Limitada pelas suas condições geográficas, é fácil perceber por que Macau não tem “literatura on the road” e “road movies”. Todas as cidades têm os seus problemas de tráfego. Grandes “cidades automóvel” como Pequim e Los Angeles também sofrem com engarrafamentos (no começo do filme La La Land, as pessoas que estão presas no trânsito não conseguem deixar de cantar e dançar para passar o tempo). Em contrapartida, Macau tem igualmente muitos problemas de tráfego. Também já se transformou numa “cidade automóvel” e “cidade de autocarros de casinos”, em vez de “cidade de peões” e “cidade de motas”; isto além da construção do metro de superfície aguardada há muito, projectos de engenharia e escavações infinitas, o Grande Prémio anual, as repetidas violações cometidas pelos táxis, a finalização da ponte Hong Kong-Zhuhai-Macau e a integração da Grande Baía do Delta, que tornará mais frequente a circulação de veículos entre as diferentes regiões (poderá haver uma série de viagens intitulada “Cidade Gastronómica Mundial Macau-Shunde”). Além das queixas diárias sobre engarrafamentos e a insuficiência de lugares de estacionamento, será que os fazedores da literatura de Macau poderão “apreciar” o valor deste tópico “on the road” e transformá-lo num milagre? 
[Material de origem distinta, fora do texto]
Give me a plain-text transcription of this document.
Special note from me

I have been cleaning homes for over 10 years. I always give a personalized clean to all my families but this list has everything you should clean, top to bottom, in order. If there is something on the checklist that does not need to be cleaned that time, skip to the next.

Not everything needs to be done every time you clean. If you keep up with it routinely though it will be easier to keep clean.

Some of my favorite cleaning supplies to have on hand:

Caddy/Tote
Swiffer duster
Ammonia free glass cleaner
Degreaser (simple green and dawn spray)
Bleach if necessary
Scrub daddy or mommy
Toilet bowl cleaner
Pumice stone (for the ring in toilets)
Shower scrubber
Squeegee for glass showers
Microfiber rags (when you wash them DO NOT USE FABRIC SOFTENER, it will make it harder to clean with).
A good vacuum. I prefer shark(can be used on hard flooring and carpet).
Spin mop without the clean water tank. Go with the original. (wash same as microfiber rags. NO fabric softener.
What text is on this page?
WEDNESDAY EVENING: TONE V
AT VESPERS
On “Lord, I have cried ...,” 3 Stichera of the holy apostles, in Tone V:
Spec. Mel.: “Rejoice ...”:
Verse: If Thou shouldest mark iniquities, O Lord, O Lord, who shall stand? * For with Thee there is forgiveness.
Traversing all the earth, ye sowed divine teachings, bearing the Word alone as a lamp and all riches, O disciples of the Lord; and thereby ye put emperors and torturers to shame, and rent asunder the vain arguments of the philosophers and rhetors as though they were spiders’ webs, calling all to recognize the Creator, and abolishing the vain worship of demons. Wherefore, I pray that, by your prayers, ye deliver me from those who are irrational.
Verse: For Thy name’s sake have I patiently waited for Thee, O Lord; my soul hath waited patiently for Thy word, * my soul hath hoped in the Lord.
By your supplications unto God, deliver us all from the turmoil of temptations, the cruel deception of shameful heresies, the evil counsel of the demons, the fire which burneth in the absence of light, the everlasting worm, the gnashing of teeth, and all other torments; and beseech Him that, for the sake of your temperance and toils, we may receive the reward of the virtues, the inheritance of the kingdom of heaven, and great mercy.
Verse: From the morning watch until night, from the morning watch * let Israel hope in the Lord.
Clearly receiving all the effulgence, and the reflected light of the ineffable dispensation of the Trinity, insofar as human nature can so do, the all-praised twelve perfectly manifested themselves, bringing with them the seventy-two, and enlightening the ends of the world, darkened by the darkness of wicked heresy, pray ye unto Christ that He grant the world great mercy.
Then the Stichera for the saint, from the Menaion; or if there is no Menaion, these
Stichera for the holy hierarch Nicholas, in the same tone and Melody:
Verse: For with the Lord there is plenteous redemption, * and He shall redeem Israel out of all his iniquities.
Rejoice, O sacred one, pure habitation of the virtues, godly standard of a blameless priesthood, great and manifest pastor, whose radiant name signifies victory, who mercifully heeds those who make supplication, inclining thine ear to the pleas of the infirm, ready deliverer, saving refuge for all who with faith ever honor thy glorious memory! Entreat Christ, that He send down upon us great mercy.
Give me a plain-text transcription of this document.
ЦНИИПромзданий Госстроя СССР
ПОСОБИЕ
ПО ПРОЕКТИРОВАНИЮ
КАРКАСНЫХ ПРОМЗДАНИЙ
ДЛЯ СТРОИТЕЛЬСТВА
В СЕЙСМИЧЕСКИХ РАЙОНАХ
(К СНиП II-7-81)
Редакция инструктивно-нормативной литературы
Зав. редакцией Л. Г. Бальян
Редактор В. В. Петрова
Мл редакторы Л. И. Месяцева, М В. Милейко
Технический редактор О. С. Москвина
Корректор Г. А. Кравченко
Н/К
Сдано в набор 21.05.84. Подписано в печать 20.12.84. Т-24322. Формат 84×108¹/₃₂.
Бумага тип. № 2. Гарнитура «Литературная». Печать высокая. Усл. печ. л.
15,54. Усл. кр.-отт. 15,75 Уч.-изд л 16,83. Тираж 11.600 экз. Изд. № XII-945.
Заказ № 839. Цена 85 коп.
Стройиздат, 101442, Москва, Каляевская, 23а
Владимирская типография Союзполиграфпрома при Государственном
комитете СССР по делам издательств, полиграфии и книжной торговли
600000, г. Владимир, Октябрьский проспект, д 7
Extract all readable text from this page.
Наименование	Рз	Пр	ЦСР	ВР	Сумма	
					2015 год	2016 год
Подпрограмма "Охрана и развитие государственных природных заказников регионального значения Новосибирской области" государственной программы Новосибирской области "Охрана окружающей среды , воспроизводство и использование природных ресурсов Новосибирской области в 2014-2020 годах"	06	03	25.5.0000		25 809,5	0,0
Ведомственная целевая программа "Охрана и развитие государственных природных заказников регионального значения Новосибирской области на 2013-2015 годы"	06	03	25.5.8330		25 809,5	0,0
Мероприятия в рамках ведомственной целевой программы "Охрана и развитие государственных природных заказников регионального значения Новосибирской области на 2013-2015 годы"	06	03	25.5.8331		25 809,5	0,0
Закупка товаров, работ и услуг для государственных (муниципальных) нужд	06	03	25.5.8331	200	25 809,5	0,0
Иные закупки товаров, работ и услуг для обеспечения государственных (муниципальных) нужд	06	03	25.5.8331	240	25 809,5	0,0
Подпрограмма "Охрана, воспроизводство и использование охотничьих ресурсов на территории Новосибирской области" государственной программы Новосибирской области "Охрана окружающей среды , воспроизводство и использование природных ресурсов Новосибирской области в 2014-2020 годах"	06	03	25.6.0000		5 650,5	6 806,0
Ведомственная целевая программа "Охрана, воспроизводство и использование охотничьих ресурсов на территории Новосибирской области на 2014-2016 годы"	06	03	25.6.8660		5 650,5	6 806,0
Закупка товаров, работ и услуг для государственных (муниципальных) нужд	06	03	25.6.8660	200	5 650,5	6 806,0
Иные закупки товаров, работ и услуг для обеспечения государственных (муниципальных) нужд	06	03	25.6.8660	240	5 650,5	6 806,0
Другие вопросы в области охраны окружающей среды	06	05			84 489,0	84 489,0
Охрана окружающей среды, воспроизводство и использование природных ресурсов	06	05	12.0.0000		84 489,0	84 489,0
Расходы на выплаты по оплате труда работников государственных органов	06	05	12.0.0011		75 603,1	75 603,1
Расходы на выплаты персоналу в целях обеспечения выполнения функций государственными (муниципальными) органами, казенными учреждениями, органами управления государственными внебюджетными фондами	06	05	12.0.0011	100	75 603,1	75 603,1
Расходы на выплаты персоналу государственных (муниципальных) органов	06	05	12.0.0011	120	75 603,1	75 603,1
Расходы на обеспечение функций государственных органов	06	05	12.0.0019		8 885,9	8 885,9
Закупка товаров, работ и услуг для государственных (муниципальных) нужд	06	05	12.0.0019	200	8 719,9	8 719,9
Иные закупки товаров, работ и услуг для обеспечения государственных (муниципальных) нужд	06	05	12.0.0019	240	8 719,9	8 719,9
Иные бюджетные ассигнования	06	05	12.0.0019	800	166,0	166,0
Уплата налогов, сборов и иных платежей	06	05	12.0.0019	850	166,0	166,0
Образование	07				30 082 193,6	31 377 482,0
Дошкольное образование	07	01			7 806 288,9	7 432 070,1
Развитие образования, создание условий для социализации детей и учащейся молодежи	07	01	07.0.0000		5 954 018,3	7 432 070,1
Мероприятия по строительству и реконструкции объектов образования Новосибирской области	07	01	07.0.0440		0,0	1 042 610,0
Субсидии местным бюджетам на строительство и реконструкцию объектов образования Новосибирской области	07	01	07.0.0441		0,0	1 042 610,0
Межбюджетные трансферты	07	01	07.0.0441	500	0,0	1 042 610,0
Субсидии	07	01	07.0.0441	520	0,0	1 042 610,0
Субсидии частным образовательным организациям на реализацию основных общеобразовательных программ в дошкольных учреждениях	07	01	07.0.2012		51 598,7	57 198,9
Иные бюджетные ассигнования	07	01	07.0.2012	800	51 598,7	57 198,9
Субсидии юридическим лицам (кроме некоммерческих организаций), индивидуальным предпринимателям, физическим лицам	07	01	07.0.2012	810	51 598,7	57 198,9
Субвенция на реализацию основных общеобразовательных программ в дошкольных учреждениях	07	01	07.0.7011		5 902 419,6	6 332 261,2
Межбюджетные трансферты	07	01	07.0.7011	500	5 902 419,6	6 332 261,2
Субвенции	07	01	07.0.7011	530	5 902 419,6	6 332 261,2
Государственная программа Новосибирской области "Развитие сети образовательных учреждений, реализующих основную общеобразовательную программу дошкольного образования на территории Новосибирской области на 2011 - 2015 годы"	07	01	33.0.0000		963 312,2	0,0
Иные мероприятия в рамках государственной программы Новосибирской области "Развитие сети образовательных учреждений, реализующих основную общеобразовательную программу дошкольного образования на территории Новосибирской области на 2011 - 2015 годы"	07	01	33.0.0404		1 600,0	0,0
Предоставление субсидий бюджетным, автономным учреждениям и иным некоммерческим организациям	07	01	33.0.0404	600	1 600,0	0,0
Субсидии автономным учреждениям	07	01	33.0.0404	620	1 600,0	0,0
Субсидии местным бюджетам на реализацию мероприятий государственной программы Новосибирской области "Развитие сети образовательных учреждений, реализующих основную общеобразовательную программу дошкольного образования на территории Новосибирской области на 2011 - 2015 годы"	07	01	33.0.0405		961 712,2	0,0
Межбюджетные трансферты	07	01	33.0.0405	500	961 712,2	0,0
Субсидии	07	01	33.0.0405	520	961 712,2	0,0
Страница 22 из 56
Na verdade, algumas pessoas já consideraram a possibilidade de criar arte a partir do tema “estrada”, tal como o dramaturgo Lawrence Lei escreveu em Acção Incómoda: “Macau raramente tem grandes assaltos, porque as estradas são muito congestionadas e os ladrões não poderiam fugir”, o que fez o público rir. Recentemente, a exposição “Joy in Misery─Trabalhos de Lin Ge e Fatty Ho” também faz algumas alusões humorísticas ao conceito de “estacionamento backpack”. 


Quem disse que no século XXI as estradas e auto-estradas perderiam definitivamente o seu charme? Em anos recentes, as vozes contra a globalização tornaram-se mais audíveis. Comparados com o avião e o comboio de alta velocidade, que são símbolos da globalização, os materiais artísticos que as estradas e auto-estradas oferecem estão mais próximos das nossas vidas e não podem ser subestimados.